I.S.K. architecture

Tom Scott
Introduction to Apache Iceberg
Apache Iceberg is an open table format designed for large-scale, high-performance analytics on big data. It was built to address the limitations of older table formats like Hive and to support modern data lake architectures.
In this article we'll ake a deep dive into I.S.K. (Iceberg Service for Kafka), an Iceberg projection over real-time, event-based data stored in operational systems.
Materialized at runtime, ISK allows for the decoupling of the physical structure of the data from the logical, table-based representation.
With I.S.K., you can:
- Access up-to-date (zero latency) data from analytical applications.
- Impose structure on read in your analytical applications.
- Logically repartition with no physical data movement.
- Surface multiple “views” on the data with different characteristics defined at runtime.
- Take advantage of analytical practices such as indexing, column statistics, etc., to achieve massive performance enhancements.
High-Level Architecture
Iceberg Architecture Duality
Iceberg Unit | I.S.K. Unit |
---|---|
Iceberg Catalog | Custom REST Iceberg Catalog implementation that generates metadata files on the fly during the LoadTable call based on the underlying streaming system topic. |
Metadata File | Metadata file content is returned by the catalog during the above operation—metadata files are ephemeral and not stored persistently. |
Manifest List | Ephemeral manifest list with references to manifest files. |
Manifest File | Ephemeral manifest file — computed at request time with data splits relevant to the query. Enables per-query optimization, efficient pruning, and schema-on-read. |
Data File | Ephemeral data files — served via an S3-compatible interface but are actually data read directly from the source streaming system with per-request pruning/splits. |
Stream Table Duality
I.S.K. maps common streaming concepts to Iceberg-specific terms, enabling seamless representation of event streaming data (e.g., from Apache Pulsar or Apache Kafka) in Iceberg-compatible systems and tools.
Kafka Unit | I.S.K. Unit | Description |
---|---|---|
Cluster | Namespace | Each Kafka or Pulsar cluster is represented as an Iceberg namespace to indicate the separation of resources. |
Topic | Table | As logical collections of data points, both topics and tables are equivalent. |
Message | Row | An individual message within a topic can be viewed as a row within a table when combined with a schema. |
Message field | Column | A field within an event message is similar to a column within a table row in Iceberg. |
Indexing
Consumers of event streaming systems and analytical tools that consume Apache Iceberg tables have vastly different performance requirements:
- Streaming systems iterate through a small volume of messages quickly.
- Analytical systems perform less frequent but higher-volume reads.
I.S.K. bridges this gap using indexing techniques that selectively read only relevant data for a query.
Example: For the predicate WHERE customer_name = 'X'
, I.S.K. indexing drastically reduces the number of messages by pruning to only those that match the predicate.

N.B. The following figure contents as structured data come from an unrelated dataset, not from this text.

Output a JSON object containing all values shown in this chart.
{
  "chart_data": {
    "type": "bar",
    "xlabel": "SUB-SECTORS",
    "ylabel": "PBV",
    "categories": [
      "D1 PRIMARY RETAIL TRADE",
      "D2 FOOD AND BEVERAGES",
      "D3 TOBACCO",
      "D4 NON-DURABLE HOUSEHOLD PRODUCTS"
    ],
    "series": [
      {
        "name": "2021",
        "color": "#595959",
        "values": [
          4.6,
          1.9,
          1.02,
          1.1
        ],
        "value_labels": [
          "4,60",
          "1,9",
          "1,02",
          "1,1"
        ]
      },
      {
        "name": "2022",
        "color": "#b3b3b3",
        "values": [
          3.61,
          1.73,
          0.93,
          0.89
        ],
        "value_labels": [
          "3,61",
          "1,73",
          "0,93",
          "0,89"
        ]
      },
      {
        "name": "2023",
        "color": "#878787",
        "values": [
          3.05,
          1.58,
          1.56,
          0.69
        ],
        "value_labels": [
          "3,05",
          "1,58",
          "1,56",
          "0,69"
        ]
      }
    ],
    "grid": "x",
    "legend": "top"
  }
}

Note: This is not an exhaustive list of I.S.K.'s performance-enhancing techniques, which continue to evolve.
Logical Architecture Diagram
Request Processing Flow
- Indexing
- Background indexing of data in the streaming system — maintaining up-to-date indexes.
- Table metadata
- Analytical application issues a query (e.g.,
SELECT … FROM DataTopic WHERE customer_name = 'X'
). - Analytical application queries I.S.K. for table metadata.
- I.S.K. generates table metadata at runtime by querying the stream-based indexer service.
- I.S.K. returns the metadata, including references to manifest files (e.g., S3 paths).
- Manifests
- Analytical application reads manifest files directly from the storage service (SSK).
- SSK queries I.S.K. for manifest files — I.S.K. generates manifests with partitions/splits for efficient pruning.
- SSK returns the manifests to the analytical application.
- Analytical application uses the manifest to locate data files.
- Data files
- SSK fetches the relevant data from the source streaming system, applying skips/splits for pruning.
- SSK aggregates events into batch data files in memory (streaming fashion; files not held fully in memory).
- SSK returns the batched data files to the analytical application.
Summary
I.S.K. (Iceberg Service for Kafka) bridges the gap between real-time event streaming and modern analytical workflows by providing a logical, Iceberg-compliant interface over operational data systems. By materializing metadata and data views on the fly, I.S.K. enables zero-latency access to streaming data using familiar analytical tools and paradigms. Through ephemeral metadata, runtime partitioning, and indexing techniques, it delivers powerful performance optimizations without requiring changes to the underlying streaming infrastructure.
Whether you're looking to unify streaming and batch processing, simplify your analytical data architecture, or unlock real-time insights without data duplication, I.S.K. offers a scalable and elegant solution built on the foundations of Apache Iceberg.